PREDICTIVE ABILITY OF NEURAL NETWORKS FOR SITE-SPECIFIC YIELD ESTIMATION*

Scott T. Drummond, Computer Specialist
Kenneth A. Sudduth, Agricultural Engineer
USDA Agricultural Research Service
Cropping Systems and Water Quality Research Unit
Columbia, Missouri, USA

Anupam Joshi, Assistant Professor
Department of Computer Science & Electrical Engineering
University of Maryland, Baltimore County
Baltimore, Maryland, USA

ABSTRACT

Precision farming attempts to improve cropping efficiency by variable application of crop treatments such as fertilizers, pesticides, etc., on a point-by-point basis within fields.

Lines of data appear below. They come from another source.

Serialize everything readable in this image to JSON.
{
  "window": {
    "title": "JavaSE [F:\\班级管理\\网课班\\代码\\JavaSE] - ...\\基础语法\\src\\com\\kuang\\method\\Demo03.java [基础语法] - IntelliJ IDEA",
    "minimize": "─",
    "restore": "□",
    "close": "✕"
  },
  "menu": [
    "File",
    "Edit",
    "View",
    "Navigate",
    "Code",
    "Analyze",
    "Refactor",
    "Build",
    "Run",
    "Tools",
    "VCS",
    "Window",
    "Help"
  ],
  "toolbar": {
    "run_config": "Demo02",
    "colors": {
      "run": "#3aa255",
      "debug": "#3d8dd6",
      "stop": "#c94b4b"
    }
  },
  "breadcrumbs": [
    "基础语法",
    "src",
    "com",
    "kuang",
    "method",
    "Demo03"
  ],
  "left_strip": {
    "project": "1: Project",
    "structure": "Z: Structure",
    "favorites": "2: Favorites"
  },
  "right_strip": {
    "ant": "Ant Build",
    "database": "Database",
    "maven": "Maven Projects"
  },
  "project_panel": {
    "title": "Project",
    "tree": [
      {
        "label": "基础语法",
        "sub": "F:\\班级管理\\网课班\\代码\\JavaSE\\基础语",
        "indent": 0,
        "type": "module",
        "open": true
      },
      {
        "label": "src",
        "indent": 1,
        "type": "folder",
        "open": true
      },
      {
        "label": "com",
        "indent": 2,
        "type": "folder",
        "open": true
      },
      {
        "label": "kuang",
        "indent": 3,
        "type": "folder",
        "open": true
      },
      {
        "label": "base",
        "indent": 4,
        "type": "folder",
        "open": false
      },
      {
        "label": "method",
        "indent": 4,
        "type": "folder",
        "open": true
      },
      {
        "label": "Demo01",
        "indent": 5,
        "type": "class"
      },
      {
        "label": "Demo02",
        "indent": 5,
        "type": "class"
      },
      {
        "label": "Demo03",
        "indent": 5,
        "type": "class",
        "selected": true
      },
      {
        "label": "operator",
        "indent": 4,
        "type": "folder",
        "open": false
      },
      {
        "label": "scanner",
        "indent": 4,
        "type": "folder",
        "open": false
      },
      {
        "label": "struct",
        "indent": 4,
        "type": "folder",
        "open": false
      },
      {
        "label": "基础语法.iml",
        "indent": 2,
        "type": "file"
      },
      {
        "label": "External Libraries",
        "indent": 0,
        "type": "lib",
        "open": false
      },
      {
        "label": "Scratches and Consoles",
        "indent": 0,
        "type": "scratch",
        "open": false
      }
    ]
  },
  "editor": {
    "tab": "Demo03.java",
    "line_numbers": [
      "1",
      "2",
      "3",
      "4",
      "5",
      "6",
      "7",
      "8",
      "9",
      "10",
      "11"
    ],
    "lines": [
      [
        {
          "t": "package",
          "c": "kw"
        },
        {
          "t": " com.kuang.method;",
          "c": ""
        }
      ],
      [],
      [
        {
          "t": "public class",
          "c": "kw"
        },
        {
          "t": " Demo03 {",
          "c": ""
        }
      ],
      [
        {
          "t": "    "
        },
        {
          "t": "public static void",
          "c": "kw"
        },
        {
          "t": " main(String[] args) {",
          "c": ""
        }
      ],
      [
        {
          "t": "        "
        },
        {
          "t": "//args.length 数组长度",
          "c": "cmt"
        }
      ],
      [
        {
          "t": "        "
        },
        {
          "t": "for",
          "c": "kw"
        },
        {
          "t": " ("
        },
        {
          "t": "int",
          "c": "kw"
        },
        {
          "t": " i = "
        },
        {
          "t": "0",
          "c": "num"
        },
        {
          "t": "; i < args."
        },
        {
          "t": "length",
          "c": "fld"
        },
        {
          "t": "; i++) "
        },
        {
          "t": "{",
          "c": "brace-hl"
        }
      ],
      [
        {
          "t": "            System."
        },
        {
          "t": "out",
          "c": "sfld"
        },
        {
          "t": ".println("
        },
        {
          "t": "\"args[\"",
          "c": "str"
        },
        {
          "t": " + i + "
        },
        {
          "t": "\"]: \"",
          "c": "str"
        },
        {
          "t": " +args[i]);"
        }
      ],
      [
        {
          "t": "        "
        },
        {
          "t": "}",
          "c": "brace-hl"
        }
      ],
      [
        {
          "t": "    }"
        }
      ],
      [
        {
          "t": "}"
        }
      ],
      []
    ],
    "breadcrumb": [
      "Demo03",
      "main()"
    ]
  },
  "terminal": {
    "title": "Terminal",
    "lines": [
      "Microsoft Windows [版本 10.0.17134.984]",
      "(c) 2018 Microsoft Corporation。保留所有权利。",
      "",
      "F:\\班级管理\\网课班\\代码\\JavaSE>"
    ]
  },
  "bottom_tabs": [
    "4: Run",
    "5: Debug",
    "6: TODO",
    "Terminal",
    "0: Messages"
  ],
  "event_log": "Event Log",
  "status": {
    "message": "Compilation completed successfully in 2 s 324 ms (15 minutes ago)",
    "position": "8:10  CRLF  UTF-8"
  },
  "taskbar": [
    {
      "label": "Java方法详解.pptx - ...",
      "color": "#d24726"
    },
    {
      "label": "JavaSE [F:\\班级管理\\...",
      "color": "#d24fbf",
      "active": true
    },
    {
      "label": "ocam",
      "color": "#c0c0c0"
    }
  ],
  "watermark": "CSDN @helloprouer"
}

Therefore, a more complete understanding of the relationships between yield and soil and site properties is of critical importance to precision farming. A necessary first step in this process is the search for techniques able to identify functional relationships between measured soil and site characteristics and crop yield. Ten site-years of crop yields and corresponding site and soil characteristics were studied. A variety of supervised feed-forward neural networks were investigated in an attempt to identify methods able to relate soil properties and crop yields on a point-by-point basis, within individual site-years. To avoid overfitting, evaluations were based on generalization ability, using a 5-fold cross-validation technique. The results for neural methods were compared with results for linear and nonlinear, non-parametric methods. In terms of generalization ability, the neural techniques consistently outperformed all other methods, providing minimal errors in each site-year. However, in site-years with relatively fewer observations, and in site-years where water stress was not apparent, the improvements achieved by neural networks over linear methods were minimal. A second phase of the experiment involved estimation of crop yield across multiple site-years by including climatological data. The ten site-years of data were appended with climatological variables, and generalization errors were computed. The results showed that significant overfitting had occurred, and indicated that a much larger number of climatologically unique site-years would be required for this type of analysis to be successful.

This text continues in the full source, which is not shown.